Ma neppure in passato lo è stata. Nell’autunno 2012 si profilava un attacco all’euro, segnalato dall’esplosione degli spread di Italia e Spagna, che avrebbe potuto portare all’esplosione dell’euro. La risposta della Bce impedì questo crollo che avrebbe avuto conseguenze devastanti per tutti i paesi, Grecia compresa. Queste misure furono duramente contrastate dalla Bundesbank, che seguiva fedelmente la linea del governo tedesco e dell’Eurogruppo, i quali sostenevano che la crisi dei debiti sovrani fosse di natura fiscale, e che quindi la terapia fosse austerità, austerità e ancora più austerità. Inoltre, il Quantitative easing, attuato dalla Bce, non ha avuto certo gli effetti attesi di rilancio delle economie europee, ma ha almeno compensato in parte gli effetti recessivi delle politiche di austerità.

Ma il Consiglio dei Cinque Saggi, l’organo consultivo ufficiale del governo tedesco, lamenta nel suo Rapporto, stilato dopo la conclusione della trattativa con la Grecia, che la supplenza della Bce (cioè l’intervento che ha impedito la catastrofe dell’euro) abbia danneggiato il necessario rigore fiscale.
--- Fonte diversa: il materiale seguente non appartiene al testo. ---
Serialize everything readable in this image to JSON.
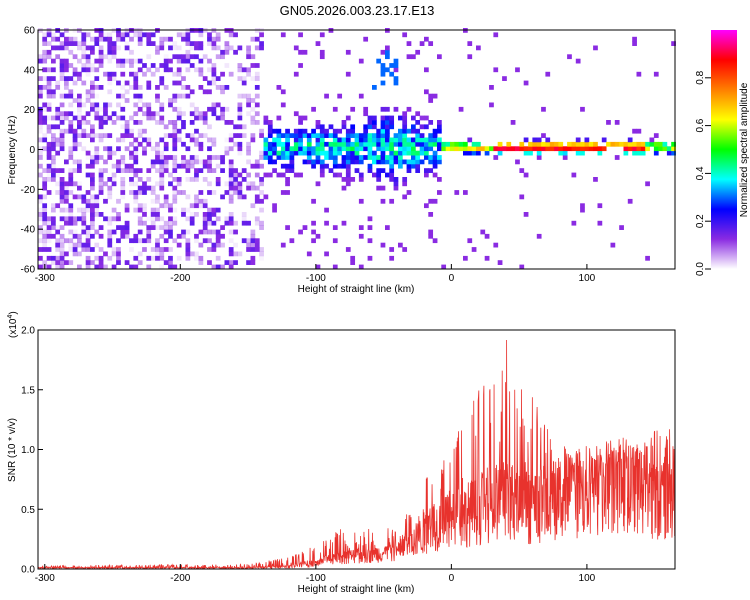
{
  "title": "GN05.2026.003.23.17.E13",
  "chart_data": [
    {
      "type": "heatmap",
      "xlabel": "Height of straight line (km)",
      "ylabel": "Frequency (Hz)",
      "xlim": [
        -305,
        165
      ],
      "ylim": [
        -60,
        60
      ],
      "x_ticks": [
        "-300",
        "-200",
        "-100",
        "0",
        "100"
      ],
      "x_tick_values": [
        -300,
        -200,
        -100,
        0,
        100
      ],
      "y_ticks": [
        "-60",
        "-40",
        "-20",
        "0",
        "20",
        "40",
        "60"
      ],
      "y_tick_values": [
        -60,
        -40,
        -20,
        0,
        20,
        40,
        60
      ],
      "colorbar": {
        "label": "Normalized spectral amplitude",
        "range": [
          0.0,
          1.0
        ],
        "ticks": [
          "0.0",
          "0.2",
          "0.4",
          "0.6",
          "0.8"
        ],
        "tick_values": [
          0.0,
          0.2,
          0.4,
          0.6,
          0.8
        ],
        "colormap": [
          "#ffffff",
          "#8a2be2",
          "#0000ff",
          "#00ffff",
          "#00ff00",
          "#ffff00",
          "#ff7f00",
          "#ff0000",
          "#ff00ff"
        ]
      },
      "regions": [
        {
          "x": [
            -305,
            -140
          ],
          "freq": [
            -60,
            60
          ],
          "amplitude": 0.05,
          "note_color": "#8a2be2"
        },
        {
          "x": [
            -140,
            -10
          ],
          "freq": [
            -15,
            15
          ],
          "amplitude": 0.3
        },
        {
          "x": [
            -10,
            165
          ],
          "freq": [
            -3,
            3
          ],
          "amplitude": 0.9
        }
      ]
    },
    {
      "type": "line",
      "xlabel": "Height of straight line (km)",
      "ylabel": "SNR (10 * v/v)",
      "multiplier": "(x10",
      "multiplier_exp": "4",
      "multiplier_close": ")",
      "xlim": [
        -305,
        165
      ],
      "ylim": [
        0,
        2.0
      ],
      "x_ticks": [
        "-300",
        "-200",
        "-100",
        "0",
        "100"
      ],
      "x_tick_values": [
        -300,
        -200,
        -100,
        0,
        100
      ],
      "y_ticks": [
        "0.0",
        "0.5",
        "1.0",
        "1.5",
        "2.0"
      ],
      "y_tick_values": [
        0.0,
        0.5,
        1.0,
        1.5,
        2.0
      ],
      "color": "#e8322d",
      "envelope": {
        "x": [
          -305,
          -150,
          -120,
          -100,
          -80,
          -60,
          -40,
          -25,
          -15,
          0,
          10,
          20,
          30,
          40,
          50,
          60,
          70,
          80,
          100,
          120,
          140,
          155,
          165
        ],
        "baseline": [
          0.01,
          0.01,
          0.02,
          0.05,
          0.1,
          0.12,
          0.15,
          0.25,
          0.35,
          0.4,
          0.45,
          0.5,
          0.55,
          0.6,
          0.55,
          0.5,
          0.55,
          0.6,
          0.65,
          0.7,
          0.7,
          0.55,
          0.6
        ],
        "peak": [
          0.03,
          0.04,
          0.1,
          0.2,
          0.35,
          0.35,
          0.35,
          0.6,
          0.9,
          1.1,
          1.3,
          1.5,
          1.7,
          2.0,
          1.65,
          1.45,
          1.2,
          1.05,
          1.0,
          1.05,
          1.1,
          1.25,
          1.2
        ]
      }
    }
  ]
}
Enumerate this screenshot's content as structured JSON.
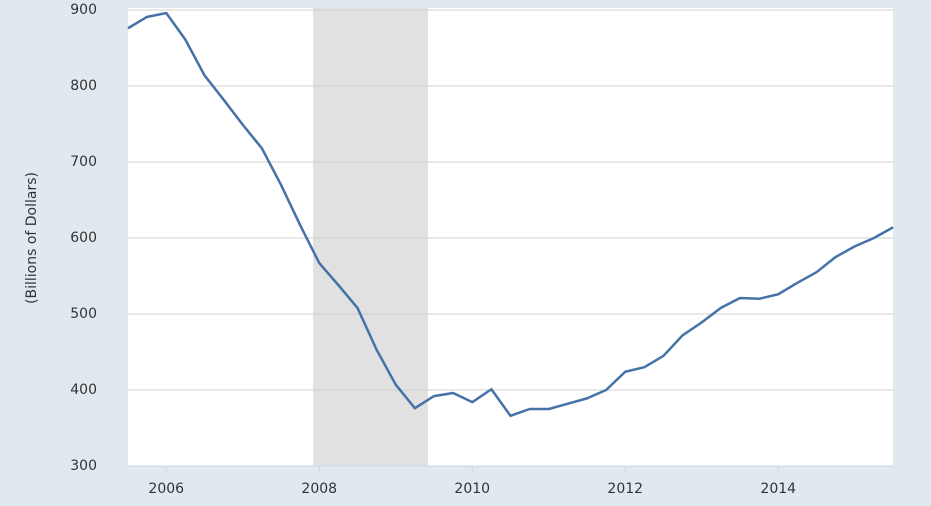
{
  "chart_data": {
    "type": "line",
    "y_label": "(Billions of Dollars)",
    "x": [
      2005.5,
      2005.75,
      2006.0,
      2006.25,
      2006.5,
      2006.75,
      2007.0,
      2007.25,
      2007.5,
      2007.75,
      2008.0,
      2008.25,
      2008.5,
      2008.75,
      2009.0,
      2009.25,
      2009.5,
      2009.75,
      2010.0,
      2010.25,
      2010.5,
      2010.75,
      2011.0,
      2011.25,
      2011.5,
      2011.75,
      2012.0,
      2012.25,
      2012.5,
      2012.75,
      2013.0,
      2013.25,
      2013.5,
      2013.75,
      2014.0,
      2014.25,
      2014.5,
      2014.75,
      2015.0,
      2015.25,
      2015.5
    ],
    "series": [
      {
        "color": "#4572a7",
        "values": [
          876,
          891,
          896,
          861,
          814,
          782,
          749,
          718,
          670,
          617,
          567,
          538,
          508,
          453,
          407,
          376,
          392,
          396,
          384,
          401,
          366,
          375,
          375,
          382,
          389,
          400,
          424,
          430,
          445,
          472,
          489,
          508,
          521,
          520,
          526,
          541,
          555,
          575,
          589,
          600,
          614
        ]
      }
    ],
    "recessions": [
      [
        2007.92,
        2009.42
      ]
    ],
    "recession_color": "#e1e1e1",
    "xlim": [
      2005.5,
      2015.5
    ],
    "xticks": [
      2006,
      2008,
      2010,
      2012,
      2014
    ],
    "ylim": [
      300,
      900
    ],
    "yticks": [
      300,
      400,
      500,
      600,
      700,
      800,
      900
    ],
    "grid": true
  }
}
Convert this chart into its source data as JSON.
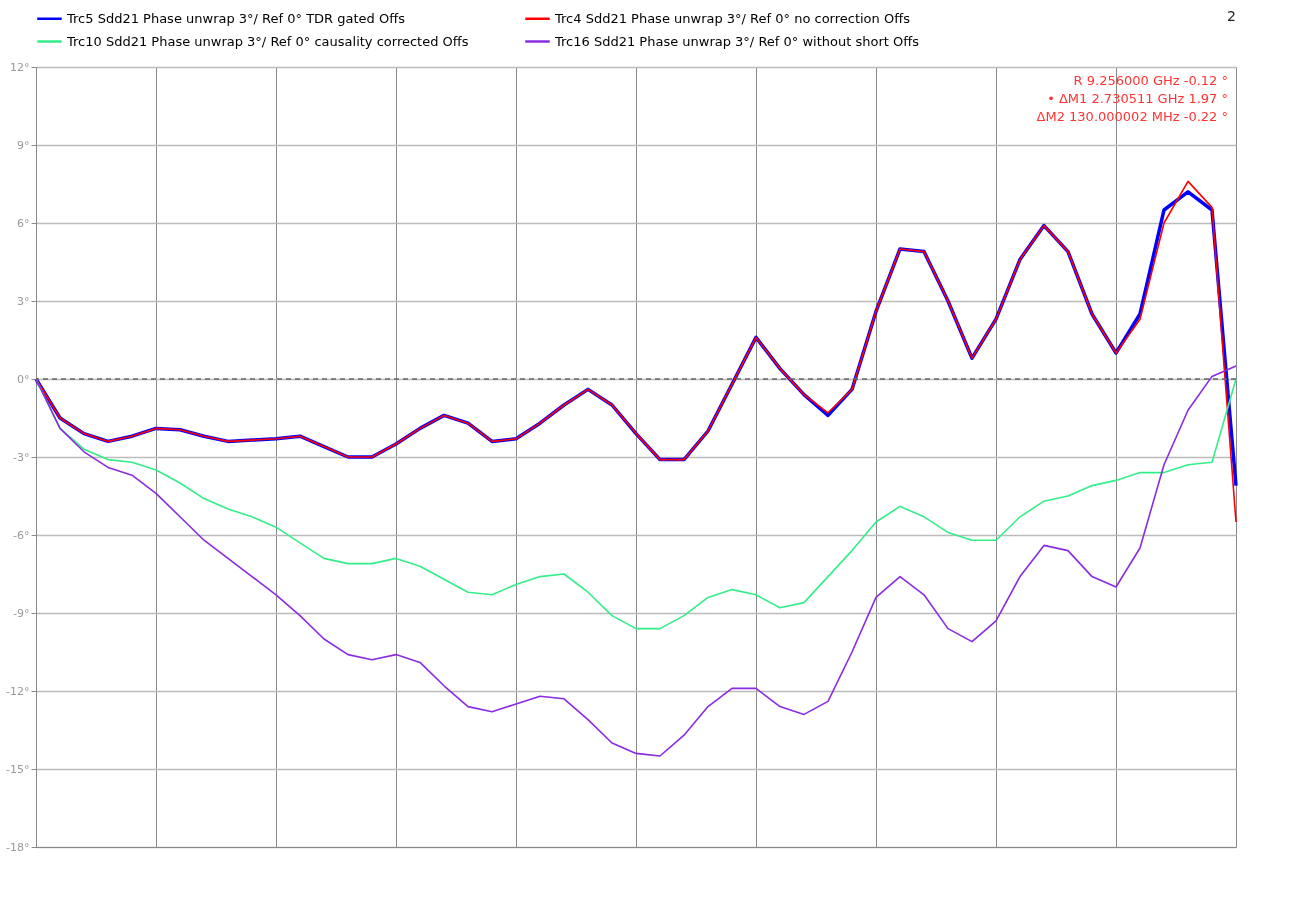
{
  "chart_data": {
    "type": "line",
    "categories": [
      null,
      null,
      null,
      null,
      null,
      null,
      null,
      null,
      null,
      null,
      null,
      null,
      null,
      null,
      null,
      null,
      null,
      null,
      null,
      null,
      null,
      null,
      null,
      null,
      null,
      null,
      null,
      null,
      null,
      null,
      null,
      null,
      null,
      null,
      null,
      null,
      null,
      null,
      null,
      null,
      null,
      null,
      null,
      null,
      null,
      null,
      null,
      null,
      null,
      null,
      null
    ],
    "series": [
      {
        "name": "Trc5  Sdd21  Phase unwrap  3°/ Ref 0°  TDR gated  Offs",
        "color": "#0000ff",
        "values": [
          0,
          -1.5,
          -2.1,
          -2.4,
          -2.2,
          -1.9,
          -1.95,
          -2.2,
          -2.4,
          -2.35,
          -2.3,
          -2.2,
          -2.6,
          -3.0,
          -3.0,
          -2.5,
          -1.9,
          -1.4,
          -1.7,
          -2.4,
          -2.3,
          -1.7,
          -1.0,
          -0.4,
          -1.0,
          -2.1,
          -3.1,
          -3.1,
          -2.0,
          -0.2,
          1.6,
          0.4,
          -0.6,
          -1.4,
          -0.4,
          2.6,
          5.0,
          4.9,
          3.0,
          0.8,
          2.3,
          4.6,
          5.9,
          4.9,
          2.5,
          1.0,
          2.5,
          6.5,
          7.2,
          6.5,
          -4.1
        ]
      },
      {
        "name": "Trc4  Sdd21  Phase unwrap  3°/ Ref 0°  no correction  Offs",
        "color": "#ff0000",
        "values": [
          0,
          -1.5,
          -2.1,
          -2.4,
          -2.2,
          -1.9,
          -1.95,
          -2.2,
          -2.4,
          -2.35,
          -2.3,
          -2.2,
          -2.6,
          -3.0,
          -3.0,
          -2.5,
          -1.9,
          -1.4,
          -1.7,
          -2.4,
          -2.3,
          -1.7,
          -1.0,
          -0.4,
          -1.0,
          -2.1,
          -3.1,
          -3.1,
          -2.0,
          -0.2,
          1.6,
          0.4,
          -0.6,
          -1.3,
          -0.4,
          2.6,
          5.0,
          4.9,
          3.0,
          0.8,
          2.3,
          4.6,
          5.9,
          4.9,
          2.5,
          1.0,
          2.3,
          6.0,
          7.6,
          6.6,
          -5.5
        ]
      },
      {
        "name": "Trc10  Sdd21  Phase unwrap  3°/ Ref 0°  causality corrected  Offs",
        "color": "#33ee88",
        "values": [
          0,
          -1.9,
          -2.7,
          -3.1,
          -3.2,
          -3.5,
          -4.0,
          -4.6,
          -5.0,
          -5.3,
          -5.7,
          -6.3,
          -6.9,
          -7.1,
          -7.1,
          -6.9,
          -7.2,
          -7.7,
          -8.2,
          -8.3,
          -7.9,
          -7.6,
          -7.5,
          -8.2,
          -9.1,
          -9.6,
          -9.6,
          -9.1,
          -8.4,
          -8.1,
          -8.3,
          -8.8,
          -8.6,
          -7.6,
          -6.6,
          -5.5,
          -4.9,
          -5.3,
          -5.9,
          -6.2,
          -6.2,
          -5.3,
          -4.7,
          -4.5,
          -4.1,
          -3.9,
          -3.6,
          -3.6,
          -3.3,
          -3.2,
          0
        ]
      },
      {
        "name": "Trc16  Sdd21  Phase unwrap  3°/ Ref 0°  without short  Offs",
        "color": "#8a2be2",
        "values": [
          0,
          -1.9,
          -2.8,
          -3.4,
          -3.7,
          -4.4,
          -5.3,
          -6.2,
          -6.9,
          -7.6,
          -8.3,
          -9.1,
          -10.0,
          -10.6,
          -10.8,
          -10.6,
          -10.9,
          -11.8,
          -12.6,
          -12.8,
          -12.5,
          -12.2,
          -12.3,
          -13.1,
          -14.0,
          -14.4,
          -14.5,
          -13.7,
          -12.6,
          -11.9,
          -11.9,
          -12.6,
          -12.9,
          -12.4,
          -10.5,
          -8.4,
          -7.6,
          -8.3,
          -9.6,
          -10.1,
          -9.3,
          -7.6,
          -6.4,
          -6.6,
          -7.6,
          -8.0,
          -6.5,
          -3.3,
          -1.2,
          0.1,
          0.5
        ]
      }
    ],
    "ylim": [
      -18,
      12
    ],
    "yticks": [
      {
        "value": -18,
        "label": "-18°"
      },
      {
        "value": -15,
        "label": "-15°"
      },
      {
        "value": -12,
        "label": "-12°"
      },
      {
        "value": -9,
        "label": "-9°"
      },
      {
        "value": -6,
        "label": "-6°"
      },
      {
        "value": -3,
        "label": "-3°"
      },
      {
        "value": 0,
        "label": "0°"
      },
      {
        "value": 3,
        "label": "3°"
      },
      {
        "value": 6,
        "label": "6°"
      },
      {
        "value": 9,
        "label": "9°"
      },
      {
        "value": 12,
        "label": "12°"
      }
    ],
    "grid": true,
    "legend": "top",
    "tick_labels": "y",
    "ref_lines": [
      {
        "axis": "y",
        "value": 0,
        "label": null,
        "color": "#666666",
        "line_style": "dashed"
      }
    ],
    "annotations": [
      "R   9.256000 GHz   -0.12 °",
      "• ΔM1   2.730511 GHz   1.97 °",
      "ΔM2   130.000002 MHz   -0.22 °",
      "2"
    ]
  }
}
Conseguentemente, sostiene che i Trattati di Maastricht vanno corretti introducendo automatismi che permettano sia il fallimento degli Stati in difficoltà finanziarie che, sempre automaticamente, l’uscita dello Stato che alla fin fine non riesca essere solvibile nel quadro dell’austerità.

In altre parole, secondo i Cinque Saggi, il difetto dei Trattati non è, come pensiamo noi con Lafontaine, “poca” democrazia, ma “troppa” democrazia, che ha reso possibile la deprecabile trattativa politica pubblica con la Grecia.

La linea dei Cinque Saggi, già riproposta da Schäuble all’Eurogruppo, è l’uscita dei paesi deboli. Automaticamente e senza discussione. La mancanza di democrazia sta innanzitutto a Berlino.

Ma, nonostante il richiamo a una maggiore democrazia, la linea di Lafontaine non finisce molto lontano da questa.

Innanzitutto non riesco a vedere i pregi di un neo-Sme per l’Italia. Ricordando i fasti del passato Sme che fu introdotto con il divorzio della Banca d’Italia dal Tesoro, cioè con la perdita di autonomia monetaria del governo italiano (cosa inevitabile se il deficit del bilancio dello Stato deve essere finanziato sui mercati finanziari mondiali). Da cui la crisi della lira del 1992 e la prima finanziaria lacrime e sangue di Amato. Ma ricordiamo che il rientro nello Sme, anche prima dell’ingresso nell’euro, richiese finanziarie di tagli e riforme recessive (governo Dini).

Lafontaine propone un neo-Sme per recuperare «strumenti tradizionali di controllo macroeconomico, come la politica dei tassi di interesse, la politica dei cambi e una politica di bilancio indipendenti». Il fatto è che tali strumenti, nella misura necessaria per il raggiungimento dei condivisibili obiettivi di Lafontaine, sono semplicemente incompatibili con l’esistenza di un qualsivoglia “serpente monetario”, vecchio o nuovo.

Quindi la proposta Lafontaine si riduce all’uscita dall’euro per tornare agli Stati nazionali; cioè equivale alla cancellazione del progetto europeo. Se è questo che si ritiene giusto, lo si dica.

Ma, soprattutto, è a Berlino che Lafontaine si deve rivolgere.

È all’Spd che deve chiedere ragione dell’incredibile appoggio al massacro della Grecia, esplicito alla fine della trattativa, dopo timidissime riserve all’inizio.

È del mancato contrasto politico al riordino europeo (fuori i paesi deboli), riproposto oggi dalla destra tedesca, che Lafontaine deve chiedere ragione all’Spd.

Di lì deve partire. La sinistra italiana seguirà.